A instituição, com o novo edital, reúne todas as condições para ser habilitada, mas o processo ainda ocorrerá. Depois, ela precisará ter o curso autorizado por avaliações do MEC e do Conselho Nacional de Saúde. Para o reitor da PUC-Rio, a prefeitura ajudou porque “compreendeu o modelo proposto”.
— Não vamos nos servir dos hospitais públicos. Vamos contribuir com eles, equipando com pesquisa e tecnologia para melhorar a vida da população. Quando conversamos com o ministro da Saúde, lembramos a ele que a Rocinha ainda não venceu a tuberculose.

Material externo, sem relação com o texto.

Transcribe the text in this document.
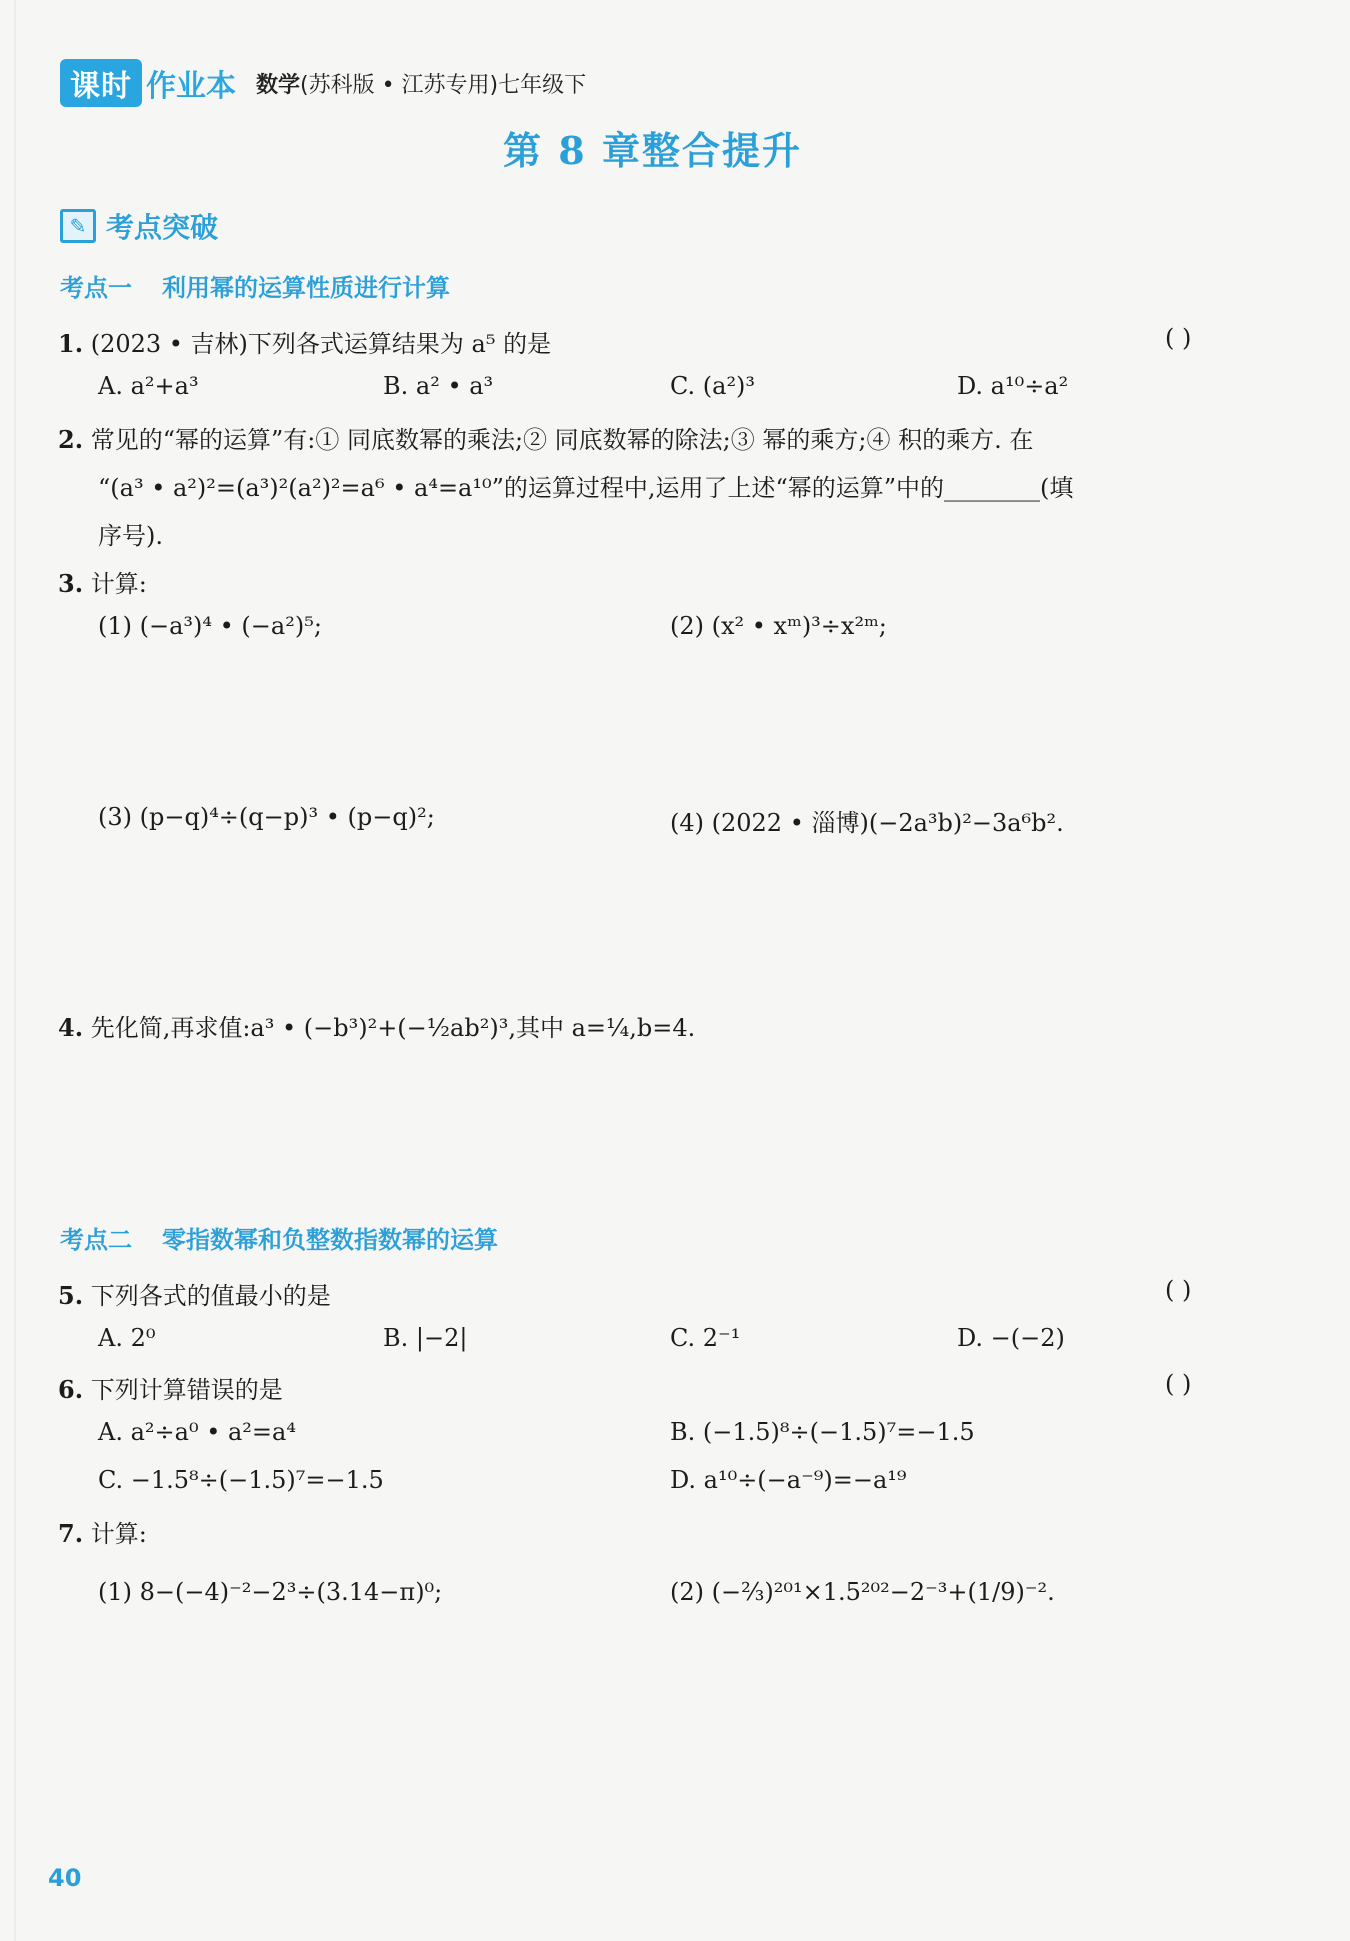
课时 作业本 数学(苏科版 • 江苏专用)七年级下
第 8 章整合提升
✎ 考点突破
考点一 利用幂的运算性质进行计算
1. (2023 • 吉林)下列各式运算结果为 a⁵ 的是	( )
A. a²+a³	B. a² • a³	C. (a²)³	D. a¹⁰÷a²
2. 常见的“幂的运算”有:① 同底数幂的乘法;② 同底数幂的除法;③ 幂的乘方;④ 积的乘方. 在
“(a³ • a²)²=(a³)²(a²)²=a⁶ • a⁴=a¹⁰”的运算过程中,运用了上述“幂的运算”中的________(填
序号).
3. 计算:
(1) (−a³)⁴ • (−a²)⁵;	(2) (x² • xᵐ)³÷x²ᵐ;
(3) (p−q)⁴÷(q−p)³ • (p−q)²;	(4) (2022 • 淄博)(−2a³b)²−3a⁶b².
4. 先化简,再求值:a³ • (−b³)²+(−½ab²)³,其中 a=¼,b=4.
考点二 零指数幂和负整数指数幂的运算
5. 下列各式的值最小的是	( )
A. 2⁰	B. |−2|	C. 2⁻¹	D. −(−2)
6. 下列计算错误的是	( )
A. a²÷a⁰ • a²=a⁴	B. (−1.5)⁸÷(−1.5)⁷=−1.5
C. −1.5⁸÷(−1.5)⁷=−1.5	D. a¹⁰÷(−a⁻⁹)=−a¹⁹
7. 计算:
(1) 8−(−4)⁻²−2³÷(3.14−π)⁰;	(2) (−⅔)²⁰¹×1.5²⁰²−2⁻³+(1/9)⁻².
40
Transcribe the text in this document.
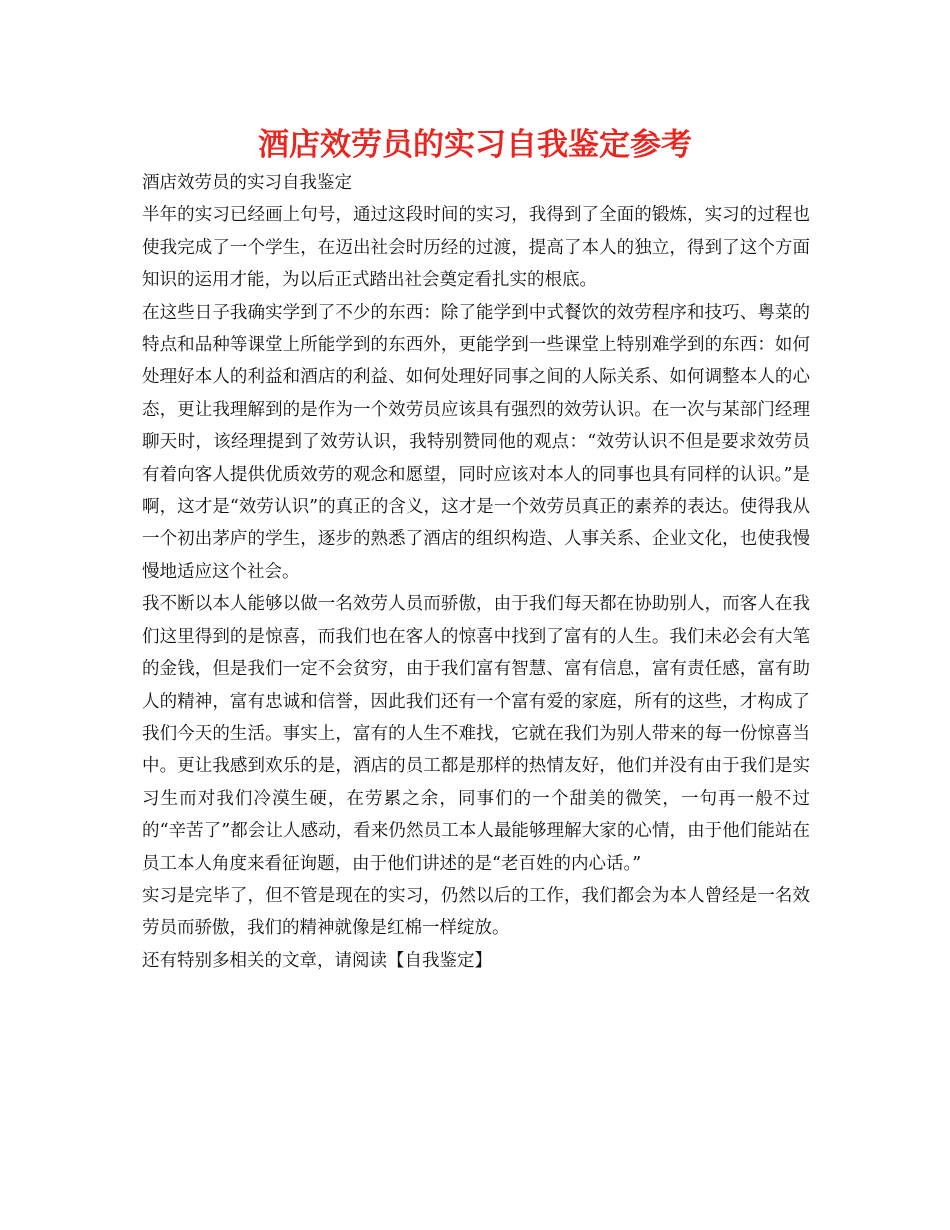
酒店效劳员的实习自我鉴定参考

酒店效劳员的实习自我鉴定

半年的实习已经画上句号，通过这段时间的实习，我得到了全面的锻炼，实习的过程也使我完成了一个学生，在迈出社会时历经的过渡，提高了本人的独立，得到了这个方面知识的运用才能，为以后正式踏出社会奠定看扎实的根底。

在这些日子我确实学到了不少的东西：除了能学到中式餐饮的效劳程序和技巧、粤菜的特点和品种等课堂上所能学到的东西外，更能学到一些课堂上特别难学到的东西：如何处理好本人的利益和酒店的利益、如何处理好同事之间的人际关系、如何调整本人的心态，更让我理解到的是作为一个效劳员应该具有强烈的效劳认识。在一次与某部门经理聊天时，该经理提到了效劳认识，我特别赞同他的观点：“效劳认识不但是要求效劳员有着向客人提供优质效劳的观念和愿望，同时应该对本人的同事也具有同样的认识。”是啊，这才是“效劳认识”的真正的含义，这才是一个效劳员真正的素养的表达。使得我从一个初出茅庐的学生，逐步的熟悉了酒店的组织构造、人事关系、企业文化，也使我慢慢地适应这个社会。

我不断以本人能够以做一名效劳人员而骄傲，由于我们每天都在协助别人，而客人在我们这里得到的是惊喜，而我们也在客人的惊喜中找到了富有的人生。我们未必会有大笔的金钱，但是我们一定不会贫穷，由于我们富有智慧、富有信息，富有责任感，富有助人的精神，富有忠诚和信誉，因此我们还有一个富有爱的家庭，所有的这些，才构成了我们今天的生活。事实上，富有的人生不难找，它就在我们为别人带来的每一份惊喜当中。更让我感到欢乐的是，酒店的员工都是那样的热情友好，他们并没有由于我们是实习生而对我们冷漠生硬，在劳累之余，同事们的一个甜美的微笑，一句再一般不过的“辛苦了”都会让人感动，看来仍然员工本人最能够理解大家的心情，由于他们能站在员工本人角度来看征询题，由于他们讲述的是“老百姓的内心话。”

实习是完毕了，但不管是现在的实习，仍然以后的工作，我们都会为本人曾经是一名效劳员而骄傲，我们的精神就像是红棉一样绽放。

还有特别多相关的文章，请阅读【自我鉴定】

Como podemos estar tranquilos com isso, sendo uma universidade de ponta? A PUC tem que estar a serviço da sociedade e queremos responder a esse desafio — sustenta.
Segundo Dyogo Patriota, da Abruc, a PUC-Rio não é a única beneficiada pelo edital. Ele frisa que há outras comunitárias interessadas em abrir seus cursos de Medicina, com leitos disponíveis — um dos requisitos previstos pelo edital —, em capitais como Porto Alegre, Recife, Belo Horizonte e Curitiba.
— Elas estão em processo de conveniamento com as prefeituras. Têm até abril de 2026 para completarem esse processo, que não é fácil — explica o assessor jurídico.
Em nota, o MEC alegou que as universidades comunitárias, em razão da sua função social, possuem aspectos diferenciados e podem realizar parceria com o poder público para ofertar serviços de interesse para a população. “A alteração do edital foi realizada para regulamentar essa possibilidade, já prevista em lei, para a oferta de cursos de Medicina”, acrescenta o texto.